Follow Datanami:
September 28, 2021

Sisu Nabs $62M to Grow Data Analytics Biz

Sisu Data, a spin-off of a Stanford DAWN project that’s bringing AI to bear on the “combinatorial explosion” of deciding which data variables to track, today announced that’s raised $62 million in a Series C round of investment. The company also is rolling out a new dashboard and new data exploration capabilities in its offering.

As Sisu Data CEO and founder Peter Bailis explained to Datanami last year, Sisu is based on a research program that he led as an assistant professor at Stanford DAWN. (Bailis, who was the founder of the DAWN project, left Stanford in 2020.)

“What we found was, in many cases, the challenge went from not just understanding what’s going on – any BI tool or environment can do that,” Bailis told us. “When you have this super wide data [with] all of these different features and columns and so on, essentially understanding why the metrics are changing” is the challenging part.

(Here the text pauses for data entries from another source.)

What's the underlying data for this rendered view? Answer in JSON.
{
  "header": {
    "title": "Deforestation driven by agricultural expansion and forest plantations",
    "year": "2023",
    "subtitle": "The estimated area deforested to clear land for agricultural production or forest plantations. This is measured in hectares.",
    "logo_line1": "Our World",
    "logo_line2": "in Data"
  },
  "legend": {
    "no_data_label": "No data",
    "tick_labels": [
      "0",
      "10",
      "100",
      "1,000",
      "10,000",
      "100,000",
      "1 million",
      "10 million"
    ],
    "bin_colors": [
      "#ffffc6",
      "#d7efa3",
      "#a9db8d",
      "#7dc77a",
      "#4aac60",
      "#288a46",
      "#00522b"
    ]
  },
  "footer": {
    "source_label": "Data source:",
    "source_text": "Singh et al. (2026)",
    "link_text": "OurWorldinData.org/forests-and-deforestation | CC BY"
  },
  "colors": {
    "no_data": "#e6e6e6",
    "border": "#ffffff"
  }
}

If you knew exactly what SQL query to run (not to mention perfect data), then it would be easy to figure out the root cause of why a given metric is going up or down, according to Bailis. But without precognitive abilities, which are in short supply in this world, analysts are left to “brute force” this type of analytic activity by generating lots of hypothesis, turning them into questions, and fine-tuning their SQL queries until they get an answer.

That insight forms the basis for Sisu’s offering. According to Bailis, a Datanami 2021 Person to Watch, Sisu essentially turns the problem around. Instead of waiting for a metric in a dashboard to change and then tasking an analyst to figure out why it’s changing, Sisu uses machine learning to continually monitor the entire data space and automatically bubble up the interesting bits.

“You declare the metric. You tell us the attributes. We’ll go and do the slicing,” Bailis said in the 2020 interview. “It’s essentially geared at running very large hypothesis tests, statistical tests, to understand what variables are interesting and important, and then [what] are ways in which you can transform those variables.”

Sisu aims to answer “why”

Think of an OLAP cube with the ability to slice and dice data across multiple variables, but without the need to actually materialize the data (because that would be too slow). “Because we’re doing a lot of these irregular group-bys, we basically have a columnar MPP primarily memory-based parallel dataflow engine, which basically does smart data encoding and a bunch of …parallelization and so on, which makes us from a hardware perspective, also fast,” Bailis told us last year.

In the past year, Sisu has nearly doubled its headcount and more than tripled its revenue. It has customers with names like MasterCard, Autodesk, Samsung, Upwork, Wayfair, Equinox, Udacity, and Gusto.

Now looking to scale up its go-to-market with the $62 million Series C funding, which was led by Green Bay Ventures and with participation from a16z, NEA, and new investor Geodesic Ventures. The round brings the San Francisco, California-based company’s total venture haul to $128.7 million.

“Sisu is creating a new way for organizations to not only analyze their data, but actually use it to make the best decisions in improving the operations, profitability, and success of their business,” Green Bay Ventures Co-Managing Director Anthony Schiller said in a press release.

Sisu today also launched explorations and dashboards, two new capabilities designed to allow businesses to better visualize and understand their data.

“Explorations allow users to quickly and easily dig into, pivot, and visualize their metrics, without requiring code,” Bailis said in a blog post today. “Dashboards allow users to collect explorations, track changes to their metrics, and to share them with others.”

Sisu noticed that users were still using pivot tables to explore their data, and then move into Sisu to do more fine-grained analysis. That will change with dashboards, which puts ML-powered diagnostics at user’s fingertips, “so you can automatically reveal the key drivers behind changing metrics with a click,” writes Sisu’s Davide Russo in a separate blog post today.

Related Items:

Peering Into the Crystal Ball of Advanced Analytics

VC Ben Horowitz Dishes on Hadoop, AI, and Data Culture

Sisu Seeks to Answer Why

Editor’s note: This story was corrected. Peter Bailis was an assistant professor at Stanford, not an associate professor. Datanami regrets the error.